There is "[n]o limitation . . . on the information concerning the background, character, and conduct of a person . . . which a court of the United States may receive and consider for the purpose of imposing an appropriate sentence." 18 U.S.C. § 3661; see Cavera, 550 F.3d at 191 ("[A]t the procedural part of review, we will not categorically proscribe any factor concerning the background, character, and conduct of the defendant, with the exception of invidious factors." (internal quotation marks omitted)). It was within the district court's discretion to consider information about Heredia-Sierra's "conduct" and "character," and explain why it did not find Heredia-Sierra's reliance on his family circumstances persuasive. See 18 U.S.C. § 3661.

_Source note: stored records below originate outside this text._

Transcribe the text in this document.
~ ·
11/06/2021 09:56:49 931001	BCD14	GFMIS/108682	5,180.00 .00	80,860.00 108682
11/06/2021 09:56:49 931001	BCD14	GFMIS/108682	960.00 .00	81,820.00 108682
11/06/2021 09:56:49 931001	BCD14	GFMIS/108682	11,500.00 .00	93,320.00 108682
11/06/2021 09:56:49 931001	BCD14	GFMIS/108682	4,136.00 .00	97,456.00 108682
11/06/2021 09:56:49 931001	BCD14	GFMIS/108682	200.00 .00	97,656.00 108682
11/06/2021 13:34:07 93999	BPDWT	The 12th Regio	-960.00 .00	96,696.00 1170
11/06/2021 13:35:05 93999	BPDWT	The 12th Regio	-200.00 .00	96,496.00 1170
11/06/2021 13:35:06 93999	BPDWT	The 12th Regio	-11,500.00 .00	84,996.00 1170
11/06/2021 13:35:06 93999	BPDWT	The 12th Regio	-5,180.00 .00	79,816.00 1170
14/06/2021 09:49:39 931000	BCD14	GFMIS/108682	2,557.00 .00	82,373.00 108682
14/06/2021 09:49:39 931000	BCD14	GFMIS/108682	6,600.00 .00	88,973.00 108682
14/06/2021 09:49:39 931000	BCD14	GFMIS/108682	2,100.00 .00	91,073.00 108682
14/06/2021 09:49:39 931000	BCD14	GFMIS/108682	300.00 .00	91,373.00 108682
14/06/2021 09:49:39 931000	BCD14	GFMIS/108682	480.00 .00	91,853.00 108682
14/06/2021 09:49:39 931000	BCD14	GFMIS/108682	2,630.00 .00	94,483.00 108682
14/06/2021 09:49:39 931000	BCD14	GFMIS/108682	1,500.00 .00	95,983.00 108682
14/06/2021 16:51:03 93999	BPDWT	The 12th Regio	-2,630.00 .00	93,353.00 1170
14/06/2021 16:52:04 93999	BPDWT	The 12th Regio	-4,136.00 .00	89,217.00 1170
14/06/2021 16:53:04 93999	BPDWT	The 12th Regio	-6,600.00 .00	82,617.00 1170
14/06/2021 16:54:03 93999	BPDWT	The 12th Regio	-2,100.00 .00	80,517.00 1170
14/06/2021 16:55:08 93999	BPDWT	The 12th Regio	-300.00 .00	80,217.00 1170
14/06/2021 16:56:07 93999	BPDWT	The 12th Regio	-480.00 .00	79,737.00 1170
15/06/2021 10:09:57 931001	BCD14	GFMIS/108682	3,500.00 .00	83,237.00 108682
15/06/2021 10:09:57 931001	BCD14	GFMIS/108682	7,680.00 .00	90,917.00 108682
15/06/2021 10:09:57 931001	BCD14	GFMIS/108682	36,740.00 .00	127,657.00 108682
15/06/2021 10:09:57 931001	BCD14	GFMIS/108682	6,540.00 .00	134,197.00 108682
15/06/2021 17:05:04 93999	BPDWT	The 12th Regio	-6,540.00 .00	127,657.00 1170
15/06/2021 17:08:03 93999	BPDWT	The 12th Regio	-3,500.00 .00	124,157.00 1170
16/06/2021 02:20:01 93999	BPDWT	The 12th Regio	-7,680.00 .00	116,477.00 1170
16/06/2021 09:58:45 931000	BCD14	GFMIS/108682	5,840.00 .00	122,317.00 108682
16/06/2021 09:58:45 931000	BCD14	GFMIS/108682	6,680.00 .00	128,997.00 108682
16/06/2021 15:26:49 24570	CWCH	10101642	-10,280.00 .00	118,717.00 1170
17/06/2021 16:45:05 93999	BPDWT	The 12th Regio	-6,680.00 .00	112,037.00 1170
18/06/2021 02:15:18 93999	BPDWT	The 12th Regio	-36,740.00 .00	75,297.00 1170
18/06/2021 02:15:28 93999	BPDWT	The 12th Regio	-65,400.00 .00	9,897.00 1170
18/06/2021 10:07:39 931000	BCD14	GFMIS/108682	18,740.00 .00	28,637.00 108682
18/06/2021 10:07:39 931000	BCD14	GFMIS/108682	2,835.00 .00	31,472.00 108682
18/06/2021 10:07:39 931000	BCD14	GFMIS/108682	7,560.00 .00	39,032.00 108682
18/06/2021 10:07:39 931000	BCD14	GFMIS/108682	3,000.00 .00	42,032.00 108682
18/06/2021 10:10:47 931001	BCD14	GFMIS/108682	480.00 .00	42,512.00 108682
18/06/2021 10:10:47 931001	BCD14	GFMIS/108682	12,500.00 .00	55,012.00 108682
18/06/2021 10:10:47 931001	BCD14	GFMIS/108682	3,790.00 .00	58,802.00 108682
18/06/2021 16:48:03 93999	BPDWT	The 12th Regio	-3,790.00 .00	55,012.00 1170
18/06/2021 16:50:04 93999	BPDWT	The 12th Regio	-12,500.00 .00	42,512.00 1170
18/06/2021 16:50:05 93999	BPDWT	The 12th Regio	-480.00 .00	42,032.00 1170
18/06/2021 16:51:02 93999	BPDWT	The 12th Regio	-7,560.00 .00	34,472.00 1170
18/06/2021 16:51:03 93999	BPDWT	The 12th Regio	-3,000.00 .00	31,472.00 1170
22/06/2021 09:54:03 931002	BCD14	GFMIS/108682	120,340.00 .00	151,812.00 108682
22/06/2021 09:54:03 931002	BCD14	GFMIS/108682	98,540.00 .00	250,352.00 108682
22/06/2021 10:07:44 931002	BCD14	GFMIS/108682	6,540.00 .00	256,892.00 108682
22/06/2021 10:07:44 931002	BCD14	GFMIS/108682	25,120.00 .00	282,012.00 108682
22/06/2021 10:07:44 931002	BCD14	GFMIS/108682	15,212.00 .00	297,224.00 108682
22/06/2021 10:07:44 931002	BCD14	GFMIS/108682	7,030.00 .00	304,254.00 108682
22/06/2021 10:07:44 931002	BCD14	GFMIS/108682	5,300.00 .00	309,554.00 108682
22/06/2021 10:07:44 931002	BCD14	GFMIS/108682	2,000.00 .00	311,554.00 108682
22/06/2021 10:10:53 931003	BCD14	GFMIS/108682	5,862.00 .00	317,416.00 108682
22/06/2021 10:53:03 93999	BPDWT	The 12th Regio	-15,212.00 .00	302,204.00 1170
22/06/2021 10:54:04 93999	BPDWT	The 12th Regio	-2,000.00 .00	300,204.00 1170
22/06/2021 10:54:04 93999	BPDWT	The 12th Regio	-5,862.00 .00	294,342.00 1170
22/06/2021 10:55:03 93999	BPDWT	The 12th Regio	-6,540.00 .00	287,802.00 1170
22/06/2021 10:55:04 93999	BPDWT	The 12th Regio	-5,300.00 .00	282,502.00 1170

Nor do the district court's comments indicate that it "base[d] its sentence on clearly erroneous facts[.]" United States v. McIntosh, 753 F.3d 388, 394 (2d Cir. 2014). Nothing in the district court's comments noted above rises to clear error. Indeed, in reference to the court's comments about Heredia-Sierra's motivations for having children, the district court said that it was "not making this finding exactly" and was only commenting on what it "almost feels like" to the court. App'x at A62. The facts upon which the district court did base its sentence were thoroughly explored on the record.
We thus conclude that the district court's sentence was not procedurally unreasonable, and therefore not plainly erroneous.
We have considered all of Heredia-Sierra's remaining arguments and find them to be without merit. For the foregoing reasons, the judgment of the district court is AFFIRMED.